Author Archives: Marcin

Categorization of Multilingual Scientific Documents by a Compound Classification System

Abstract

The aim of this study was to propose a classification method for documents that include simultaneously text parts in various languages. For this purpose, we constructed a three-leveled classification system. On its first level, a data processing module prepares a suitable vector space model. Next, in the middle tier, a set of monolingual or multilingual classifiers assigns the probabilities of belonging each document or its parts to all possible categories. The models are trained by using Multinomial Naive Bayes and Long Short-Term Memory algorithms. Finally, in the last component, a multilingual decision module assigns a target class to each document. The module is built on a logistic regression classifier, which as the inputs receives probabilities produced by the classifiers. The system has been verified experimentally. According to the reported results, it can be assumed that the proposed system can deal with textual documents which content is composed of many languages at the same time. Therefore, the system can be useful in the automatic organizing of multilingual publications or other documents.
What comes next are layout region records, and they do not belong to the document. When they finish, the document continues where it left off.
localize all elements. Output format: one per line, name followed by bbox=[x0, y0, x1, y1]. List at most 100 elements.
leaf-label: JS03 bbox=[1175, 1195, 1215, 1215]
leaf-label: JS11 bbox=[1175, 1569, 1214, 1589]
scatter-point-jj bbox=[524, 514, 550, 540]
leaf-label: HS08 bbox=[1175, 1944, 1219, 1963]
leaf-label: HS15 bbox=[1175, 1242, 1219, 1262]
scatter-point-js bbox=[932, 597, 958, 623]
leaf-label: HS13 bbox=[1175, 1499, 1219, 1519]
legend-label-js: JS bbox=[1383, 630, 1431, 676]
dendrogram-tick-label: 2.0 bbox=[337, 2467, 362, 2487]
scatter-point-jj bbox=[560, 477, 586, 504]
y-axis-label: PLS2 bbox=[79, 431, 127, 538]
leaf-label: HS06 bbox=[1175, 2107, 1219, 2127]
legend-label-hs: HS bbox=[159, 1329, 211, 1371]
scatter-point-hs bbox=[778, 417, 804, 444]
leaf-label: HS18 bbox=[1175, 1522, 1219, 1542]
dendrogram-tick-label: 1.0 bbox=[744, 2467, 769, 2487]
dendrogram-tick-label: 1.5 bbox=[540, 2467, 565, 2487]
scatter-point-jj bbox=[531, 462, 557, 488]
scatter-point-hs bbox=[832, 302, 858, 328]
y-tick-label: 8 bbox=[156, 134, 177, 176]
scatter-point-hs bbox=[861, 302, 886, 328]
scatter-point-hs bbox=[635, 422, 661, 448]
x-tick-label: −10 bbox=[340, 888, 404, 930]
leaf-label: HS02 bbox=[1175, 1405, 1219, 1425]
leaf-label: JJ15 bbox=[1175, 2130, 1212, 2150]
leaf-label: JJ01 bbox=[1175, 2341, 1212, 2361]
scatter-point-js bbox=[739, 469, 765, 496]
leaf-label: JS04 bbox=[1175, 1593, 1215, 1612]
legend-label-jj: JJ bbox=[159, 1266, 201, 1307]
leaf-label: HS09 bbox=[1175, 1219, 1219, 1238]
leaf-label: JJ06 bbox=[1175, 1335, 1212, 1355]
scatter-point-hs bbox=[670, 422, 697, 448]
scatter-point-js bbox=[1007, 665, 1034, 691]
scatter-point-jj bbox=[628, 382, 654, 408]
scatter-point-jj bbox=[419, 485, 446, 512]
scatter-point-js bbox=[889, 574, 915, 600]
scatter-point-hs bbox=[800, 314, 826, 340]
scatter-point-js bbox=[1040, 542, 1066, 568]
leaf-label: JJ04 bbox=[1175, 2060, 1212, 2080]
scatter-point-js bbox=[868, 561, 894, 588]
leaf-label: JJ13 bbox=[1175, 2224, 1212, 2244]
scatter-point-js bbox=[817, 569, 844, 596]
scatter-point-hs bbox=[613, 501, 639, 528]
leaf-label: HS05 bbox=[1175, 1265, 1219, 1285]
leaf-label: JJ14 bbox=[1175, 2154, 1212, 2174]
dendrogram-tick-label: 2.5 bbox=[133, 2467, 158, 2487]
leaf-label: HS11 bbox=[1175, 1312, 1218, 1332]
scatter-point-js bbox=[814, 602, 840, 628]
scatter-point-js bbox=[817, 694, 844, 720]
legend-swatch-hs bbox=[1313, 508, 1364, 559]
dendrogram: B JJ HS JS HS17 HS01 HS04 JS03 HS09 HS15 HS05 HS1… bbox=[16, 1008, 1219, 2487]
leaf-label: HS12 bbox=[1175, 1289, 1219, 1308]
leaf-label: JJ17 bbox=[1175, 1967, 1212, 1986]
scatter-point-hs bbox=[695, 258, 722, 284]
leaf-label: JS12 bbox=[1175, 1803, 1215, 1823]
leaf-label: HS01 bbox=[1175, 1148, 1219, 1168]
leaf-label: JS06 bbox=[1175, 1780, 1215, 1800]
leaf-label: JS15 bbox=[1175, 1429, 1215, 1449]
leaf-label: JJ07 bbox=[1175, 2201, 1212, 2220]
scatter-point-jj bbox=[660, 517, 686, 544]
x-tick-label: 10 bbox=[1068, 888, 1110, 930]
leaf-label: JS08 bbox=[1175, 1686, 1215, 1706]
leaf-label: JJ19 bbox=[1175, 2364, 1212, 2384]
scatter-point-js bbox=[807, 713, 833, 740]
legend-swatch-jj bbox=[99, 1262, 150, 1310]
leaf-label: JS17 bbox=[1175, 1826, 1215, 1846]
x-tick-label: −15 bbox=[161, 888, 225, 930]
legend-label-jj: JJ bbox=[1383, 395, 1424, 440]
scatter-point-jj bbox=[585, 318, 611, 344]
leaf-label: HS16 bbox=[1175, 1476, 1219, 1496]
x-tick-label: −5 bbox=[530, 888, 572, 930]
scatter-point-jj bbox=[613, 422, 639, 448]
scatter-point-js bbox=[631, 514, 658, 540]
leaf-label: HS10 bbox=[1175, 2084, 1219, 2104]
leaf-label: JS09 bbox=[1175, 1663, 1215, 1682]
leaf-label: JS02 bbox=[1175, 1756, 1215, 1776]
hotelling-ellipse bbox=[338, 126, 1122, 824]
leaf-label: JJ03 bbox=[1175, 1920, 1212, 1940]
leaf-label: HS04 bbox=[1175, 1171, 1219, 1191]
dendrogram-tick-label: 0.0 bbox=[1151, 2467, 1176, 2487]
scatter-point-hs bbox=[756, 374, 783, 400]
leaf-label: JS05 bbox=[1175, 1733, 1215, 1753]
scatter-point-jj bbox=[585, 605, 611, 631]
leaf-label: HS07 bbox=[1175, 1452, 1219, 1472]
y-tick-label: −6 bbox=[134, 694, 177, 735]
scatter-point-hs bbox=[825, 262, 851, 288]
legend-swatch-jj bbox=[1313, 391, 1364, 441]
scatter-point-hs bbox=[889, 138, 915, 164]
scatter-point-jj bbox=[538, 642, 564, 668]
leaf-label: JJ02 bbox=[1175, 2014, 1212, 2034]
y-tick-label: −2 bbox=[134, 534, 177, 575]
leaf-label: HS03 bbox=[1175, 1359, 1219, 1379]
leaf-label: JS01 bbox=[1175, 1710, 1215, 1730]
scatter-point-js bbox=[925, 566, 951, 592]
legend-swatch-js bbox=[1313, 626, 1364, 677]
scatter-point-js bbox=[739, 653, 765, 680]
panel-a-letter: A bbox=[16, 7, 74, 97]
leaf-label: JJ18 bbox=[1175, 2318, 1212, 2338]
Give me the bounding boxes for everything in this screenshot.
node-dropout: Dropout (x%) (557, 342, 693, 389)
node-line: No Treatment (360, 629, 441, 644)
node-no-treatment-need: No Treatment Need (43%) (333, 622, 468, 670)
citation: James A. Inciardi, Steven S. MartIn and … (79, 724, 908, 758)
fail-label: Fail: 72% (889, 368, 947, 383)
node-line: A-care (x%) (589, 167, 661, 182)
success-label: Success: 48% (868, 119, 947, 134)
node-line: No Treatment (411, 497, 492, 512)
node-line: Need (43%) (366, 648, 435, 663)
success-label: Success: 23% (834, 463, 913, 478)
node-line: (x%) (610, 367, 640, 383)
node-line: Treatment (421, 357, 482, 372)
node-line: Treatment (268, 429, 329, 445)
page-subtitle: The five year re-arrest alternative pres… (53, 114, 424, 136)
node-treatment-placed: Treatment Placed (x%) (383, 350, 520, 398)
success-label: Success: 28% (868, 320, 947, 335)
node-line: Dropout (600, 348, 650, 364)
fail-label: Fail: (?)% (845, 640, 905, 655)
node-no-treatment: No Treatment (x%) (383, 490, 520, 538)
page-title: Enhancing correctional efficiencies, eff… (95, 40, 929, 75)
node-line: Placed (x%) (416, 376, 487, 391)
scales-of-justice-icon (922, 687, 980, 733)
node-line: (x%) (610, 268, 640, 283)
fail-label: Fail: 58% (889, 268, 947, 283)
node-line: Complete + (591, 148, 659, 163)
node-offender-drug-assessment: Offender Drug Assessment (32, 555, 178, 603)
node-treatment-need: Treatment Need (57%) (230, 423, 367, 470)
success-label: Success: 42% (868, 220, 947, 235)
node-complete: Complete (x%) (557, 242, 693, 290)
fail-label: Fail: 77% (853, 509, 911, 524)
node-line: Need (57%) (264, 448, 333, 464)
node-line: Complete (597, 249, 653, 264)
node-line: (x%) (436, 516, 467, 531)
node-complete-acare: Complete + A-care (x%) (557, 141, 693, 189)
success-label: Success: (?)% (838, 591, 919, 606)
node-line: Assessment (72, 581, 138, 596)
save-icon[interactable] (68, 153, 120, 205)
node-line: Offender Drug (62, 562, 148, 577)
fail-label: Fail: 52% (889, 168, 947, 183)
Detection of the Innovative Logotypes on the Web Pages

Abstract

The aim of this study was to describe a found method for detection of logotypes that indicate innovativeness of companies, where the images originate from their Internet domains. For this purpose, we elaborated a system that covers a supervised and heuristic approach to construct a reference dataset for each logotype category that is utilized by the logistic regression classifiers to recognize a logotype category. We proposed the approach that uses one-versus-the-rest learning strategy to learn the logistic regression classification models to recognize the classes of the innovative logotypes. Thanks to this we can detect whether a given company’s Internet domain contains an innovative logotype or not. More- over, we find a way to construct a simple and small dimension of feature space that is utilized by the image recognition process. The proposed feature space of logotype classification models is based on the weights of images similarity and the textual data of the images that are received from HTMLs ALT tags.

A Diversified Classification Committee for Recognition of Innovative Internet Domains

Abstract

The objective of this paper was to propose a classification method of innovative domains on the Internet. The proposed approach helped to estimate whether companies are innovative or not through analyzing their web pages. A Naïve Bayes classification committee was used as the classification system of the domains. The classifiers in the committee were based concurrently on Bernoulli and Multinomial feature distribution models, which were selected depending on the diversity of input data. Moreover, the information retrieval procedures were applied to find such documents in domains that most likely indicate innovativeness. The proposed methods have been verified experimentally. The results have shown that the diversified classification committee combined with the information retrieval approach in the preprocessing phase boosts the classification quality of domains that may represent innovative companies. This approach may be applied to other classification tasks.

The hybrid decision support system for Fire Service – chosen project’s problems

Abstract

This article presents the design process of a hybrid decision support system (HSWD) for the State Fire Service (PSP). The Design for Trustworthy Software (DFTS) methodology was chosen to ensure system reliability. The paper focuses particularly on the requirements planning stage and the overall platform design. The study identifies key challenges in the early project stages, primarily stemming from methodology, environment, and user-related factors. These elements play a crucial role at the start of the design process, whereas aspects such as software, hardware, and measurement have a lesser initial impact. The authors analyze the causes of these challenges and propose solutions to address them. By outlining the lack of specific information solutions in the current State Fire Service infrastructure, this research highlights the importance of a structured approach in decision support system development. The findings contribute to the design of a robust and reliable platform that enhances decision-making in emergency response scenarios.